In May 2020, the independent data monitoring committee for the PALLAS trial, which is comparing palbociclib plus adjuvant endocrine therapy with adjuvant endocrine therapy alone in patients with hormone receptor–positive, HER2-negative, early-stage breast cancer, announced that the trial is unlikely to demonstrate a statistically significant improvement in the primary end point of invasive disease-free survival (iDFS) at a pre-planned interim analysis.9
In June 2020, a press release on the monarchE trial, with is examining abemaciclib (Verzenio) in combination with adjuvant endocrine therapy versus adjuvant endocrine therapy alone in patients with HR-positive, HER2-negative early breast cancer, showed that the combination led to a significant reduction in the risk of breast cancer recurrence or death, meeting the primary end point of iDFS.10
Notably, based on the activity reported in the study, abemaciclib is now the only CDK4/6 inhibitor to achieve a statistically significant reduction in the risk of recurrence in this patient population.
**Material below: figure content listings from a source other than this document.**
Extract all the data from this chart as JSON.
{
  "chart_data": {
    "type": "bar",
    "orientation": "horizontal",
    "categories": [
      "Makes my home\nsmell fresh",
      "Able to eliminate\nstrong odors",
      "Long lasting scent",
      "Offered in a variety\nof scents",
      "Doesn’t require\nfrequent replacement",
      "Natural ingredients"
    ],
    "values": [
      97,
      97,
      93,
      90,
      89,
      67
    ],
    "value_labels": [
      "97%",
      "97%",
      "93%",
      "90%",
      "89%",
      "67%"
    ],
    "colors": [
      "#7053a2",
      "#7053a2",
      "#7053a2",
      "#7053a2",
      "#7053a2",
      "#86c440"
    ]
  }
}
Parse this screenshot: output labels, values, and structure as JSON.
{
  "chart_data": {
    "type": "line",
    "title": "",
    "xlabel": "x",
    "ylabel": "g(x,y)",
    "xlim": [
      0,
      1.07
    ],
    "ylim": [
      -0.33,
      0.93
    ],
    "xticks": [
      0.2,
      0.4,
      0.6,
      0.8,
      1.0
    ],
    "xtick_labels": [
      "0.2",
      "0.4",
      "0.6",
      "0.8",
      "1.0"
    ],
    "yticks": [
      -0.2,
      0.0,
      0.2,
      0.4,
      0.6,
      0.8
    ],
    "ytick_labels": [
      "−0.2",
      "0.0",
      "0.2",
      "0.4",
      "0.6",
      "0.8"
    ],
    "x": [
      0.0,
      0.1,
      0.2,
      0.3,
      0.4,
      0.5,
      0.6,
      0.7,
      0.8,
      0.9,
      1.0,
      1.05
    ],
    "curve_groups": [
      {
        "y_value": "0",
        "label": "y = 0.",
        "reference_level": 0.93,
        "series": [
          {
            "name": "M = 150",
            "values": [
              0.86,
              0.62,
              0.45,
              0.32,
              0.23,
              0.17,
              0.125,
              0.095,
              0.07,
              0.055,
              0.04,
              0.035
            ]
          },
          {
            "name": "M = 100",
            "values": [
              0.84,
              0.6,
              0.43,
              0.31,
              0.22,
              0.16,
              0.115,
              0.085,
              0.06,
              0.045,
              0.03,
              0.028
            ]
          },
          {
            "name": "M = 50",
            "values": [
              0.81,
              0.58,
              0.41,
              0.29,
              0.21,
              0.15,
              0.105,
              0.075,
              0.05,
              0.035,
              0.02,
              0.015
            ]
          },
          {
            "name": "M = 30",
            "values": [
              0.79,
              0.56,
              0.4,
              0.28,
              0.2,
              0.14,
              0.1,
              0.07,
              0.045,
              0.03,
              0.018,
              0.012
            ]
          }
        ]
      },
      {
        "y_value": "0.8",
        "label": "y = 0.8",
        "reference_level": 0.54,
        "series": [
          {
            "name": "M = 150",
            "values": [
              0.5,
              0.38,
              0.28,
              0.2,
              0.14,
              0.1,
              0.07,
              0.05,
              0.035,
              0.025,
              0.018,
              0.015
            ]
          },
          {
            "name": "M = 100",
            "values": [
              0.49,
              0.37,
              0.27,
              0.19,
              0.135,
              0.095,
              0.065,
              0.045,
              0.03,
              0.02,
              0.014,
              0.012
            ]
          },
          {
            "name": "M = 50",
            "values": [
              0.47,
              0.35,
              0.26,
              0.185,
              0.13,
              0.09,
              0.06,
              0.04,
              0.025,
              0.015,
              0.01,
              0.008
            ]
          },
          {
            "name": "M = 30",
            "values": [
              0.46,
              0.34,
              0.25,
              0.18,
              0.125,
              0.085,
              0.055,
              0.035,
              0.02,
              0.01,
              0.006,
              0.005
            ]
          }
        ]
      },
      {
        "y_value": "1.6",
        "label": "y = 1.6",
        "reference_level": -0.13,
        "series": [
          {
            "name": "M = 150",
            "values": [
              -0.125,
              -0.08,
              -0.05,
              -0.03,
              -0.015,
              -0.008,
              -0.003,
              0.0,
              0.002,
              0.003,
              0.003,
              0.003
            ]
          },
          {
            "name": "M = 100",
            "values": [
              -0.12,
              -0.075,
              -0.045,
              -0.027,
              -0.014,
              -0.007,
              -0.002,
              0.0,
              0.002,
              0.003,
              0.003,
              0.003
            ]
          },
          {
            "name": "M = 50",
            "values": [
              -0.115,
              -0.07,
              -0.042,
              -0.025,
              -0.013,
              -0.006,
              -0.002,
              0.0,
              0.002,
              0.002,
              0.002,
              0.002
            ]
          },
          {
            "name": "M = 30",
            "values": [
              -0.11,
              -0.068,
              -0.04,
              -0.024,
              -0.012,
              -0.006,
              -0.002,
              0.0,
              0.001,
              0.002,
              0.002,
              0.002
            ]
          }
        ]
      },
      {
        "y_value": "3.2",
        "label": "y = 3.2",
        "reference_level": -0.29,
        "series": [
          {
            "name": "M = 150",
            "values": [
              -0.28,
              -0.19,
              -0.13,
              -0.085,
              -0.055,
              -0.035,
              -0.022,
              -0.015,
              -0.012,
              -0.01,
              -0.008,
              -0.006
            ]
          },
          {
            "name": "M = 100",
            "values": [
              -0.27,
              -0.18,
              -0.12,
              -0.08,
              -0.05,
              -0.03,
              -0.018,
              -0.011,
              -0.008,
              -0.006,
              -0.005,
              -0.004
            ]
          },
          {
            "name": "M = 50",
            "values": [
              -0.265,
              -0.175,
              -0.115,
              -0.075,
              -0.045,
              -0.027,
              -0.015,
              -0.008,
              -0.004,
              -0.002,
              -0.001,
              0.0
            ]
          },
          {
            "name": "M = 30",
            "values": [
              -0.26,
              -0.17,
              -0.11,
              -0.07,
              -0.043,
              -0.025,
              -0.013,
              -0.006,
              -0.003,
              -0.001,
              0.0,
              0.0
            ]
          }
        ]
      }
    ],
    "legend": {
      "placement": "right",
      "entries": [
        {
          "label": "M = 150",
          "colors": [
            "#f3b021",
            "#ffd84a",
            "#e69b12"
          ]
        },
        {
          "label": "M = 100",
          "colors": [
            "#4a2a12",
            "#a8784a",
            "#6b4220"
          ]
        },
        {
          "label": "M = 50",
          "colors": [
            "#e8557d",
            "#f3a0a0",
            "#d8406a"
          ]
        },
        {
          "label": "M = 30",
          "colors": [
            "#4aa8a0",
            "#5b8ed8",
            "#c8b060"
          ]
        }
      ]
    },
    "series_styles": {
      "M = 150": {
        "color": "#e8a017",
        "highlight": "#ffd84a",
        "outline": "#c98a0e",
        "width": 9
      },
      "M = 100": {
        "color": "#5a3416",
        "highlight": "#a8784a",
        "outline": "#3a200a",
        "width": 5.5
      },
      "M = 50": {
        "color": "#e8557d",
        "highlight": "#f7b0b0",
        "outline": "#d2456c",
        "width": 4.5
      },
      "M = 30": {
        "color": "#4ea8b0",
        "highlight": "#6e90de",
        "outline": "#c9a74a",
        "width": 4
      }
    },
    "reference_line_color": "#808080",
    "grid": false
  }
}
“Completely different results were seen between the 2 trials. The question, of course, is why? One difference is the risk groups that were enrolled on the trials. For PALLAS, 1,000 of the 5,800 patients had stage IIA disease; no patients with stage IIA disease were enrolled on monarchE. In fact, monarchE had a much higher-risk population,” said DeMichele. “That could be important, given that this is very early follow up. A higher-risk population at an early 2-year follow-up may be skewed in having more recurrences. As such, it’s important to be careful when interpreting early results. What we learn in the first 2 years is important, but it might not be the whole story.”
Full data from these trials are expected to be reported at the 2020 ESMO Congress.